The freshly launched Xeon E5 does break all the performance records in 2 socket X86 space, as seen by our Lennard's server review as well. However, compute density is critical to win large scale HPC contracts too. What did Intel develop to fit all this stuff into the smallest space, without compromising the performance?
The Socket 2011 'Sandy Bridge EP' Intel Xeon E5 processors are fast, with 8 cores, 20 MB L3 cache, and plenty of memory and I/O resources to boot. They also inherit a large installed base of previous generation Xeons across the whole range of workstations and servers, from mini blades to supercomputers.
However, for the evaluation of high performance computing project platforms, especially medium to large supercomputers, the power and the density achievable play a big role too. We can't do much about the power here – the larger 416 mm2 dies required to fit all the features do take their toll, with the fastest server part, the E5-2690, spec'ed at 135W TDP at 2.9 GHz plus Turbo, of course.
The density can be worked on, though – just figure out how to squeeze four memory channels as well as all those QPI and PCIe v3 lanes coming out of each CPU to the smallest possible dual socket board layout, then engineer the cooling and power feed, not to mention the interconnect between the boards, to squeeze many dozens of those into each 42U or similarly tall compute rack.

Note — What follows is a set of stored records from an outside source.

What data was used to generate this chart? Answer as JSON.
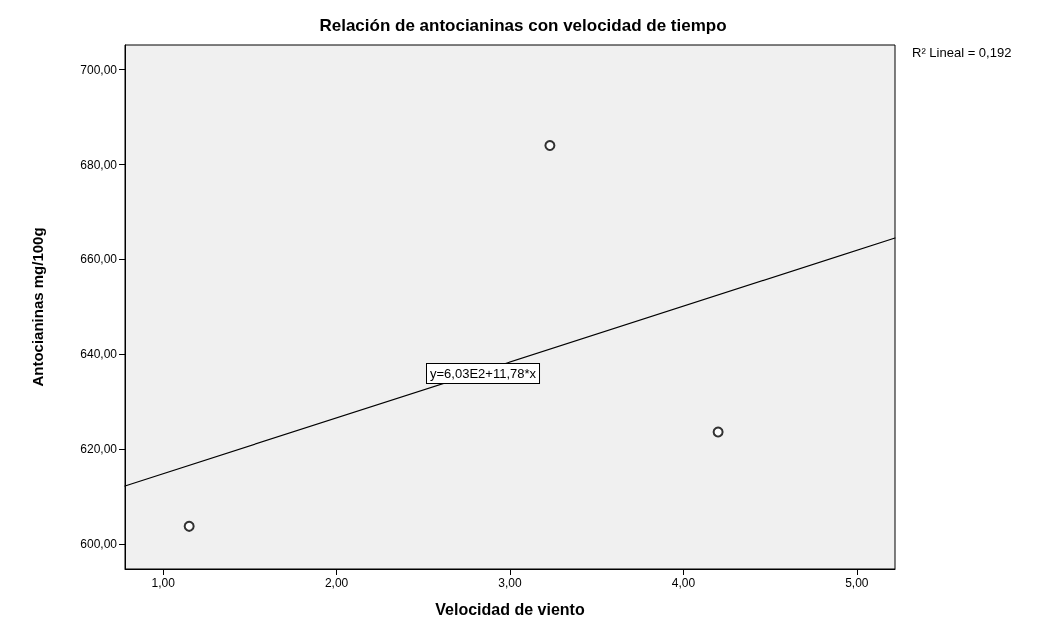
{
  "chart_data": {
    "type": "scatter",
    "title": "Relación de antocianinas con velocidad de tiempo",
    "xlabel": "Velocidad de viento",
    "ylabel": "Antocianinas mg/100g",
    "annotations": [
      "y=6,03E2+11,78*x",
      "R² Lineal = 0,192"
    ],
    "series": [
      {
        "color": "#000000",
        "marker": "circle",
        "x": [
          1.15,
          3.23,
          4.2
        ],
        "values": [
          603.7,
          684.0,
          623.6
        ]
      },
      {
        "type": "line",
        "color": "#000000",
        "marker": "none",
        "line_style": "solid",
        "x": [
          0.78,
          5.22
        ],
        "values": [
          612.2,
          664.5
        ]
      }
    ],
    "xlim": [
      0.78,
      5.22
    ],
    "ylim": [
      594.7,
      705.2
    ],
    "xticks": [
      {
        "value": 1,
        "label": "1,00"
      },
      {
        "value": 2,
        "label": "2,00"
      },
      {
        "value": 3,
        "label": "3,00"
      },
      {
        "value": 4,
        "label": "4,00"
      },
      {
        "value": 5,
        "label": "5,00"
      }
    ],
    "yticks": [
      {
        "value": 600,
        "label": "600,00"
      },
      {
        "value": 620,
        "label": "620,00"
      },
      {
        "value": 640,
        "label": "640,00"
      },
      {
        "value": 660,
        "label": "660,00"
      },
      {
        "value": 680,
        "label": "680,00"
      },
      {
        "value": 700,
        "label": "700,00"
      }
    ],
    "grid": false
  }
}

Here's Intel's solution – look how compact it feels compared to a typical high-end PC mainboard:
A small, half width 6.4 inch by 17.7 inch board contains it all – two CPUs with full bandwidth memory, three full x16 PCIe v3 slots, I/O riser connections for storage, as well as a combination of dual GigE plus Connect-X Infiniband QDR (40 Gbps) or FDR (56 Gbps) high speed interconnect. Quite impressive, isn't it?
Now, two of these boards can easily fit into one 1U rackmount server chasis, and of course, depending how much space you need for other hardware, up to 40 of course could fit into a standard 42U rack. So, up to 80 high speed dual CPU servers, each with ~360 GFLOPs dual precision FP peak performance and up to 256 GB ECC RAM, in just one rack – or nearly 30 TFLOPs single rack cluster if you like it counted that way. Do keep in mind that, with at least 400W per node, such cluster would also need a good 30 kW of power at the peak usage… but at least you can pack them tight.